İslam âlimlerinin en büyüklerinden Seyyid Abdülhakim-i Arvasi “kuddise sirruh” hazretleri, bir gün sevdiği bazı gençlere;
- İki Müslüman bir araya gelir de, Allah’tan ve Peygamberden bahsetmezlerse, Allah, o ikisine lanet eder, buyurdu.
Ve ekledi:
- Hadis-i şerifte böyle bildiriliyor.
Sordular:
- Lanet eder ne demek efendim?
- Yani rahmet-i ilahiden mahrum kalır, demektir. Halbuki büyüklerimiz; (Allah dostlarından bahsedilen yere rahmet iner) buyuruyor.

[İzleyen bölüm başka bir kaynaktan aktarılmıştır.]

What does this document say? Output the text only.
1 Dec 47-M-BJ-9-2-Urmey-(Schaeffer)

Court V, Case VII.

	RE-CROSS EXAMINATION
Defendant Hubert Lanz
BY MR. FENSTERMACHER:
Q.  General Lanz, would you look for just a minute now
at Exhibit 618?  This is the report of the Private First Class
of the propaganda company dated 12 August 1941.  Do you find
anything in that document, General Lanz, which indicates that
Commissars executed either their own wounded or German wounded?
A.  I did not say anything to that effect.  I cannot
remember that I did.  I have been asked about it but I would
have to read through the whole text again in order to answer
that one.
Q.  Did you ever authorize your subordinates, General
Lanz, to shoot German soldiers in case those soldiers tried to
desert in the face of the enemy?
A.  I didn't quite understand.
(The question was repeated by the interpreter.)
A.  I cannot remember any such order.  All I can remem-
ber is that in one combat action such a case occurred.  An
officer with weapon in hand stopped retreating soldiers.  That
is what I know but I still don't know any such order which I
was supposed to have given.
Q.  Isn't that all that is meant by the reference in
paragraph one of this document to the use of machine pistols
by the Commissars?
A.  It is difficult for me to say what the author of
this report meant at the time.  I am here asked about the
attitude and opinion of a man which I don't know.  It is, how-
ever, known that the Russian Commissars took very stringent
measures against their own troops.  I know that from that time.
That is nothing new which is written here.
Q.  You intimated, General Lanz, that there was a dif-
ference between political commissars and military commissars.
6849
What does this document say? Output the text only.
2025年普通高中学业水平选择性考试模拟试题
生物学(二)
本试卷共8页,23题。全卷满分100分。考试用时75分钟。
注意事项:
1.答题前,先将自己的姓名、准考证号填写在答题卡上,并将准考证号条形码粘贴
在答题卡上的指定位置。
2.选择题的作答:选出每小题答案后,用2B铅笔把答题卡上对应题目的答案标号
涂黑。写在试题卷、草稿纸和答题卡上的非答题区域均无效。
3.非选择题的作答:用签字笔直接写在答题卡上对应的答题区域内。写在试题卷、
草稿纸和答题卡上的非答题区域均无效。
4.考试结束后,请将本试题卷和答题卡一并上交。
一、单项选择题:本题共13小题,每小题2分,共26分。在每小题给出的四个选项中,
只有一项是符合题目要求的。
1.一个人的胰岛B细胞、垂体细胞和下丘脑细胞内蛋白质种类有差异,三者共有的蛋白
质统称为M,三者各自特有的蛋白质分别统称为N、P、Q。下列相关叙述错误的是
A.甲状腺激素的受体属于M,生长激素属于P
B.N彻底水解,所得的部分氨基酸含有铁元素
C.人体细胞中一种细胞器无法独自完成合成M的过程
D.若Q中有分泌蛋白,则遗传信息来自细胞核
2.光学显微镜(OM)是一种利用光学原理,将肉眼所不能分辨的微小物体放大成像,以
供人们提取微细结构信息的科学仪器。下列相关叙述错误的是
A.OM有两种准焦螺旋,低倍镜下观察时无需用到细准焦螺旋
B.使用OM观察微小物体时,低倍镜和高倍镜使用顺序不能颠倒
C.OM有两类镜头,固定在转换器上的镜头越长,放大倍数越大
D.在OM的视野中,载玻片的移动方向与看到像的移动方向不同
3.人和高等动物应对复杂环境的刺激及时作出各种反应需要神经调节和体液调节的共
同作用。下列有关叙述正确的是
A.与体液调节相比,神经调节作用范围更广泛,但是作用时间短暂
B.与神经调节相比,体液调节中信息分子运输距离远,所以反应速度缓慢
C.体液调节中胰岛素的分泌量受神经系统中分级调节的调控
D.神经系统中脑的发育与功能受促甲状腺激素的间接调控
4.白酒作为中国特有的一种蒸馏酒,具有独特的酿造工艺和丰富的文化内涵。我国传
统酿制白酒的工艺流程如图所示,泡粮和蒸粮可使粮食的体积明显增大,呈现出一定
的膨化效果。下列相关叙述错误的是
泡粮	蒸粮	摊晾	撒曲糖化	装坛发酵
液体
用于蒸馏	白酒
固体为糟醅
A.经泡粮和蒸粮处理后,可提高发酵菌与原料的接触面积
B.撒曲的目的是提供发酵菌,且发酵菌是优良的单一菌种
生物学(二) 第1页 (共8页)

- Bize ne tavsiye edersiniz efendim?
- Bir araya geldiğinizde, açın kitap okuyun. Bir iki mesele öğrenin. Büyüklerin kitabını okuyunca, hem bir şeyler öğrenirsiniz, hem de kalbiniz temizlenir.
Hakkı batıldan ayırmak
Bir gün de sevdiklerine;
- Kardeşlerim, öyle büyük şereflere, öyle büyük nimetlere kavuştuk ki, bunu, ancak ahirette anlayacağız, buyurdu.
Sordular:
- O nimetler nedir efendim?
- Bu, hakkı batıldan ayırmaktır ki, herkese nasip olmaz. Nasip olmuşsa, çok büyük nimete kavuşulmuş demektir.
Ve ilave etti:
- Peygamberimiz “aleyhisselam”, biz ümmetine bunu öğretmek için; (Yâ Rabbi, bana hakkı hak göster, batılı da batıl göster) diye dua ederlermiş.
Şöyle özetledi:
- Dünyada en zor iş, hak nedir, batıl nedir, onu ayırabilmektir.
Edeb, müminin ziynetidir
Bir gün de Edeb’ten sordular bu mübarek zata.
Cevaben;
- Edeb ve hayâ, Müslümanın ziynetidir, buyurdu. Edebi olmayan, Allahü teâlânın sevgisine kavuşamaz.
Sordular:
- Edebin tarifi nedir efendim?
- Edeb, büyüklerin emrine Peki demektir.
- Yani söz dinlemek mi efendim?
- Evet. Söz dinlemeyenin edebli olmasından bahsedilemez.